Kein Mensch vor mir. Keiner hinter mir. Nur die Ostsee, der Wind und meine Gedanken.
Wer lange genug läuft, kennt das. Irgendwann denkt man nicht mehr über das Gehen nach. Die Beine machen ihre Arbeit. Die Gedanken gehen ihre eigenen Wege.
Dann sah ich diesen Pfad.
Ein schmaler Weg führte einen Hang hinauf. Oben nur Himmel. Und sofort musste ich an Bodo denken.

Vor mehr als zwölf Jahren ist er an Krebs gestorben. Für seine Bestattung hatte er sich Stairway to Heaven gewünscht.
Ich blieb stehen und schaute auf den Weg. Ein paar ausgetretene Stufen im Gras. Sonst nichts. Und doch war da sofort dieses Bild.
Bodo war ein großer Led-Zeppelin-Fan. Je länger wir befreundet waren, desto deutlicher wurde mir das. Wir haben nie viel darüber gesprochen. Das mussten wir auch nicht. Manche Dinge weiß man einfach.
Während ich weiterging, dachte ich daran, wie viele Menschen aus unserer Jugend inzwischen verschwunden sind. Freunde. Bekannte. Musiker. Irgendwann sogar die Helden.

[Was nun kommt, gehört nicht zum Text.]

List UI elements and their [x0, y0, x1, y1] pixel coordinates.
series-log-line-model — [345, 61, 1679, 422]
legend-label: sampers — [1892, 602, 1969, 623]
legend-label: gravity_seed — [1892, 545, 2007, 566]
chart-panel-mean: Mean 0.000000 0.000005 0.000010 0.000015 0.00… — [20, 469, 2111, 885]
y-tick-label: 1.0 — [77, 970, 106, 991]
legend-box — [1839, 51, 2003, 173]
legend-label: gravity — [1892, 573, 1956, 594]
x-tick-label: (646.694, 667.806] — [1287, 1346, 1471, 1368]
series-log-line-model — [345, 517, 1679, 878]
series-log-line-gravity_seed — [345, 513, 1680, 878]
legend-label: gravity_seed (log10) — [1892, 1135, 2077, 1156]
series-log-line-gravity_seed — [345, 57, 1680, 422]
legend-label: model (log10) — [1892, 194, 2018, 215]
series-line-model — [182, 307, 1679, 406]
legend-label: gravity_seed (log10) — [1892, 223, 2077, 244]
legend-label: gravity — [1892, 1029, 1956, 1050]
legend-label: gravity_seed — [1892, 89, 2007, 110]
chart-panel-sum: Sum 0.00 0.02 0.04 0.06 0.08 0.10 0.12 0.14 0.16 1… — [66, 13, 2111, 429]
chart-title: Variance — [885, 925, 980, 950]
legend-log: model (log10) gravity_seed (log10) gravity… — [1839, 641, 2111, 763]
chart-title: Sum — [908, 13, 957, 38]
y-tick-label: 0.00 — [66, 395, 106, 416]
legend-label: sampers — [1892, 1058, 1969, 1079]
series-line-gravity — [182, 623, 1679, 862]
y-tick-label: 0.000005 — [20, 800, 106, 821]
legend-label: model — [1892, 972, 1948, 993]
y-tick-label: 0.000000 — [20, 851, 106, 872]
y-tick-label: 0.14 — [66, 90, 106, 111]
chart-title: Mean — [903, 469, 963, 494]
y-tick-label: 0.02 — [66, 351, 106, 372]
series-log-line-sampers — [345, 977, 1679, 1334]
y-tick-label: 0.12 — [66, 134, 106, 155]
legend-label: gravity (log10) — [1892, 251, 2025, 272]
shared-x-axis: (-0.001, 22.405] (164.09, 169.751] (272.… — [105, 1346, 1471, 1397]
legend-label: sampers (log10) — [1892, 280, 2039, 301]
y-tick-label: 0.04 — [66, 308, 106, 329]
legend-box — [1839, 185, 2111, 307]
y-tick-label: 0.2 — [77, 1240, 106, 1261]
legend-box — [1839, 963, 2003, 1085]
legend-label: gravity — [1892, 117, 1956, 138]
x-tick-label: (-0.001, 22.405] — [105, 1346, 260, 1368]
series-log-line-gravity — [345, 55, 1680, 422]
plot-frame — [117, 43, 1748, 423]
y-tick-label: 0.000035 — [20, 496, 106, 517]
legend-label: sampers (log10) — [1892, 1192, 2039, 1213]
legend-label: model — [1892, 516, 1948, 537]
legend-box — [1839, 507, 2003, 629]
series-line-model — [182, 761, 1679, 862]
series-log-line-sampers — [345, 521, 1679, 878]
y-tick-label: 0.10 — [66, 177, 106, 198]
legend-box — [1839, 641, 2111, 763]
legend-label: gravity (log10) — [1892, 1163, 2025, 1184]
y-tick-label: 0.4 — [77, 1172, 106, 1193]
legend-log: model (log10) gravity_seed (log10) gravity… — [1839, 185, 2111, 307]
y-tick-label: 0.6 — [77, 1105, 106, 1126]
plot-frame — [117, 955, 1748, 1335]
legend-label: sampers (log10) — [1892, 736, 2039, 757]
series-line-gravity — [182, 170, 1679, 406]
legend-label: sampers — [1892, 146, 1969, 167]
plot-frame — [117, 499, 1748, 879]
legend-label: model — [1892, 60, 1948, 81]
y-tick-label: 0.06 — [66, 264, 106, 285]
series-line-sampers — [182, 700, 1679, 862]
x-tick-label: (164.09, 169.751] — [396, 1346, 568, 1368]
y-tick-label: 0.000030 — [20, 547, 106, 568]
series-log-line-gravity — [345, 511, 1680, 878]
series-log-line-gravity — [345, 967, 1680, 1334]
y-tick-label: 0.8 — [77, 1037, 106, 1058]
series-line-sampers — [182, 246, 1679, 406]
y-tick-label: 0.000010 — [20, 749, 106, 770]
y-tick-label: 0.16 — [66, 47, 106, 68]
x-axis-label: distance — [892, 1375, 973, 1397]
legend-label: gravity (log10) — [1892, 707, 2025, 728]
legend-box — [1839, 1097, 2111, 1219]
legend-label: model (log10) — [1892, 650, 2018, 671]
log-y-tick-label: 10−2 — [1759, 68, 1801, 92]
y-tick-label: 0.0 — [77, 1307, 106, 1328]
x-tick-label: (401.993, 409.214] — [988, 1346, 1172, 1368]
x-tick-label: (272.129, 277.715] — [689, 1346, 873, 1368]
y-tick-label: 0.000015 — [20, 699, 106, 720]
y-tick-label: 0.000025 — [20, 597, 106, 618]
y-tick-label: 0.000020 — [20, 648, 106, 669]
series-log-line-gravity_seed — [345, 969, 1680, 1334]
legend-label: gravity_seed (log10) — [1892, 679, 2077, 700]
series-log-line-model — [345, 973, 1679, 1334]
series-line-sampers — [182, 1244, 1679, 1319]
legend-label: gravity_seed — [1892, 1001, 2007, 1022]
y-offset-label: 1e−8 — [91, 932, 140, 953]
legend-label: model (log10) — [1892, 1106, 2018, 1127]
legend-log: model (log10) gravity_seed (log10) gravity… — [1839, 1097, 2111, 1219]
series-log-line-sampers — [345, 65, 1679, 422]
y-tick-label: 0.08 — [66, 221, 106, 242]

Seltsam. Als wir jung waren, hielten wir viele von ihnen für unsterblich.
Der Weg lag noch immer vor mir. Die Ostsee rauschte. Der Wind kam vom Meer. Und ich dachte, ich könnte einfach weitergehen. Den ganzen Tag. Vielleicht eine Woche. Vielleicht einen Monat. Einfach gehen. Von Gedanken getragen.

Es gibt Augenblicke, in denen man nichts erklären muss. Dieser Morgen gehörte dazu.